Hoge diversiteit korstmossen op Veluwse begraafplaatsen
BLWGIn de afgelopen zes jaar zijn 93 Veluwse begraafplaatsen onderzocht op het voorkomen van korstmossen. Er groeien 247 soorten korstmossen op de Veluwse begraafplaatsen, dat is meer dan een derde van het totaal aantal soorten dat in Nederland voorkomt. Korstmossen die op begraafplaatsen voorkomen, kunnen ingedeeld worden in drie groepen: steenbewoners, schorsbewoners en grondbewoners. De meeste steenbewoners komen voor op begraafplaatsen met veel verschillende soorten oude grafstenen. Op graniet en kalksteen groeien bijvoorbeeld tientallen soorten korstmossen. De Zwarte grafkorst (Placynthium nigrum; Rode Lijst: Kwetsbaar) komt alleen voor op oude kalkstenen graven, terwijl het Granietschildmos (Xanthoparmelia conspersa; Rode Lijst: Kwetsbaar) alleen op graniet of andere soorten zure steen groeit. Op vrijstaande bomen op begraafplaatsen groeien veel schorsbewoners. Op de grond tussen graven groeien vaak bekermossen, heidestaartjes en leermossen. De voorwaarde is dan wel dat de grond voedselarm en niet te veel verstoord is.
Toevluchtsoord voor bedreigde soorten
25 soorten die op de Veluwse begraafplaatsen groeien, staan op de Rode Lijst van bedreigde soorten. Op bijna de helft van de begraafplaatsen komt minimaal één Rode Lijstsoort voor. Klein landkaartmos (Rhizocarpon lecanorinum; Rode Lijst: Ernstig Bedreigd) is een zeer zeldzame soort die in Nederland alleen bekend is van hunebedden en een paar begraafplaatsen. Op de Veluwe groeit de soort op de begraafplaatsen van Schaarsbergen en Elspeet.
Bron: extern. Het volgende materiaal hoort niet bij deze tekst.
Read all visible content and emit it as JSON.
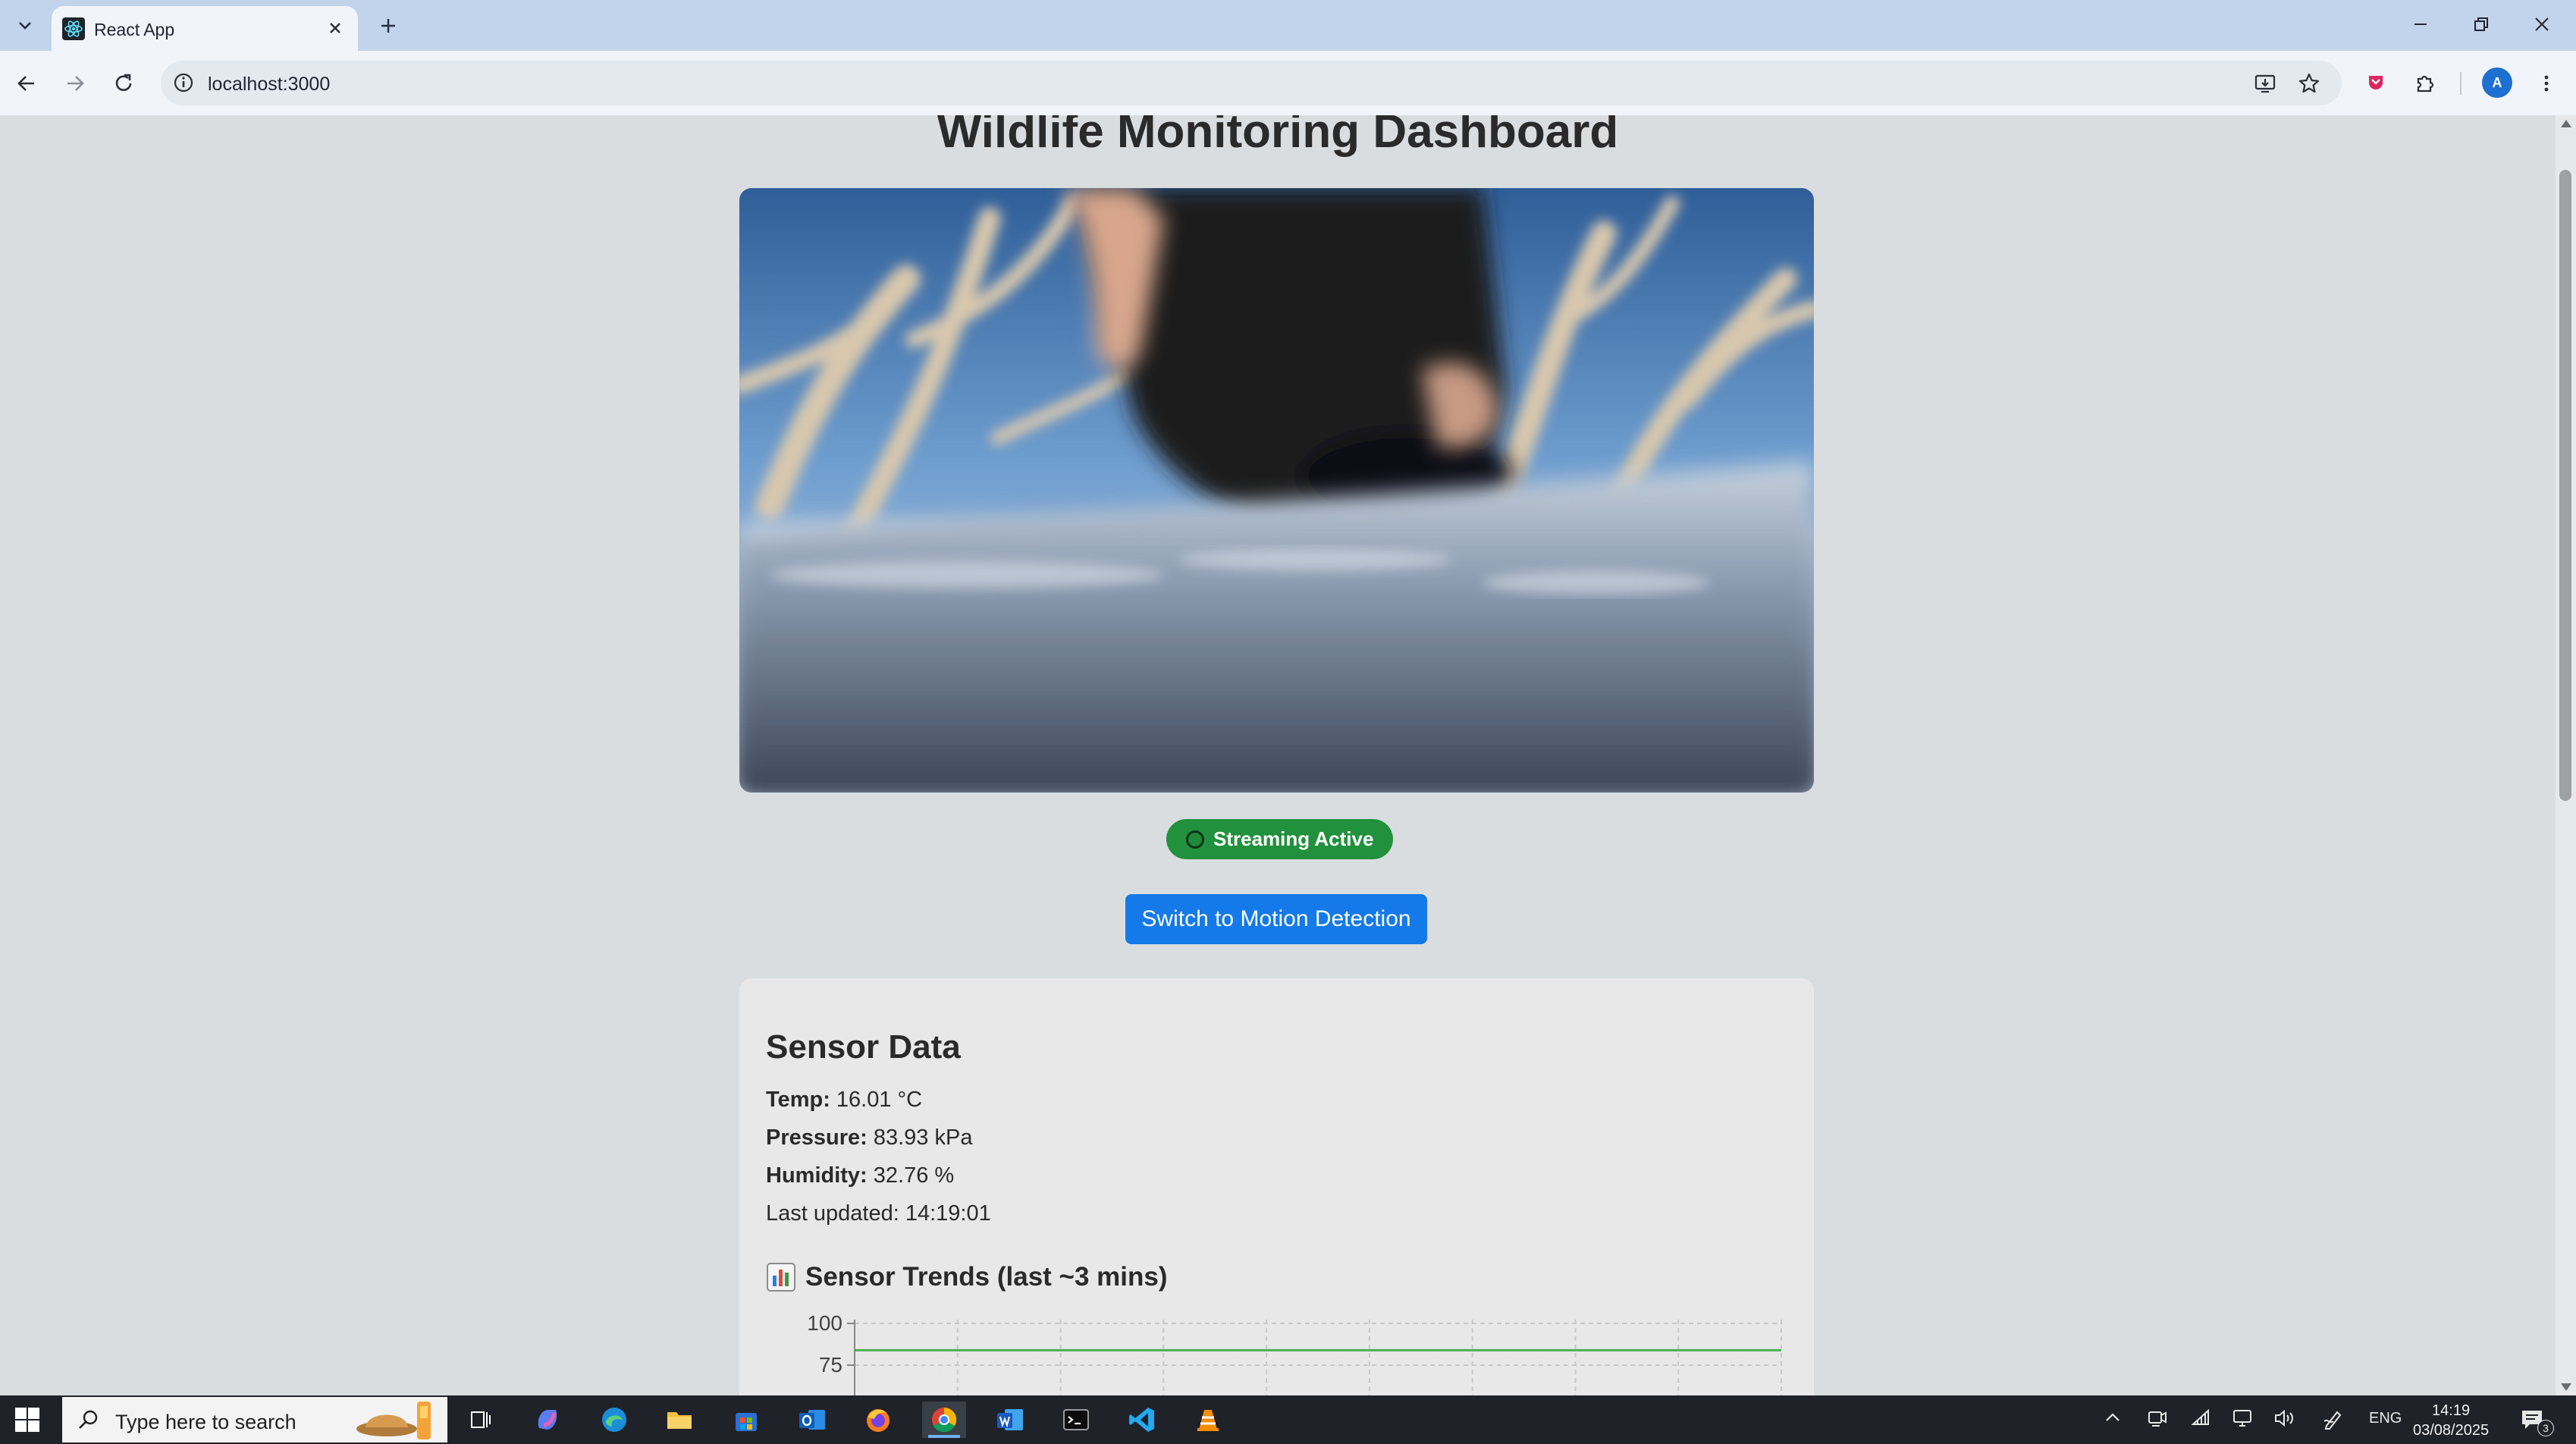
{
  "browser": {
    "tab_title": "React App",
    "url": "localhost:3000",
    "profile_initial": "A"
  },
  "page": {
    "title": "Wildlife Monitoring Dashboard",
    "status": "Streaming Active",
    "mode_button": "Switch to Motion Detection"
  },
  "sensor": {
    "title": "Sensor Data",
    "temp_label": "Temp:",
    "temp_value": " 16.01 °C",
    "pressure_label": "Pressure:",
    "pressure_value": " 83.93 kPa",
    "humidity_label": "Humidity:",
    "humidity_value": " 32.76 %",
    "last_updated": "Last updated: 14:19:01",
    "trends_title": "Sensor Trends (last ~3 mins)"
  },
  "chart_data": {
    "type": "line",
    "y_ticks": [
      "100",
      "75"
    ],
    "series": [
      {
        "values": [
          83.93,
          83.93,
          83.93,
          83.93,
          83.93,
          83.93,
          83.93,
          83.93,
          83.93,
          83.93
        ],
        "color": "#4caf50"
      }
    ]
  },
  "taskbar": {
    "search_placeholder": "Type here to search",
    "language": "ENG",
    "time": "14:19",
    "date": "03/08/2025",
    "notification_count": "3"
  },
  "icons": [
    "chevron-down-icon",
    "react-icon",
    "close-icon",
    "plus-icon",
    "minimize-icon",
    "restore-icon",
    "back-icon",
    "forward-icon",
    "reload-icon",
    "info-icon",
    "install-icon",
    "star-icon",
    "extension-icon",
    "puzzle-icon",
    "menu-icon",
    "windows-icon",
    "search-icon",
    "chart-icon"
  ]
}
Niet alle Rode Lijstsoorten op de Veluwse begraafplaatsen zijn steenbewoners. Er groeien ook verschillende bedreigde schorsbewoners. Voorbeelden hiervan zijn het Bruin boerenkoolmos (Tuckermanopsis chlorophyllia; Rode Lijst: Bedreigd) en het Purper geweimos (Pseudevernia chlorophylla; Rode Lijst: Kwetsbaar). Deze soorten zijn erg gevoelig voor luchtvervuiling. Door de bosrijke omgeving valt de luchtvervuiling op de Veluwe mee en kunnen deze bijzondere schorsbewoners nog op een paar plekken standhouden. Op de grond groeit op twee begraafplaatsen de zeer zeldzame Heidezomerkorst (Vezdaea acicularis; Rode Lijst: Gevoelig).
Bladblazer & snoeischaar
Begraafplaatsen zijn dus belangrijke groeiplaatsen voor Nederlandse korstmossen. De meest korstmosrijke begraafplaatsen worden gekenmerkt door een variatie aan oude grafstenen, vrijstaande, goed belichte bomen en een voedselarme bodem. Hoewel dit deels bepaald wordt door de ligging, het formaat en de ouderdom van de begraafplaats heeft ook het beheer een grote invloed op het aantal korstmossen. Voor het behouden van een hoge korstmosdiversiteit kan het schoonmaken van oude grafstenen het beste vermeden worden of beperkt worden tot het leesbaar houden van de graveringen. Korstmossen houden van licht en van voedselarme steen of grond. Het snoeien van overhangende struiken en het weghalen van afgevallen blad behoudt de voedselarme en lichte omstandigheden. In de praktijk wordt blad op begraafplaatsen al regelmatig weggeblazen. Dat is een belangrijke reden waarom er op begraafplaatsen vaak zoveel bijzondere korstmossen, maar ook mossen en paddenstoelen, op de grond kunnen worden aangetroffen.
Een artikel over de inventarisatie verscheen recent in het tijdschrift De Levende Natuur.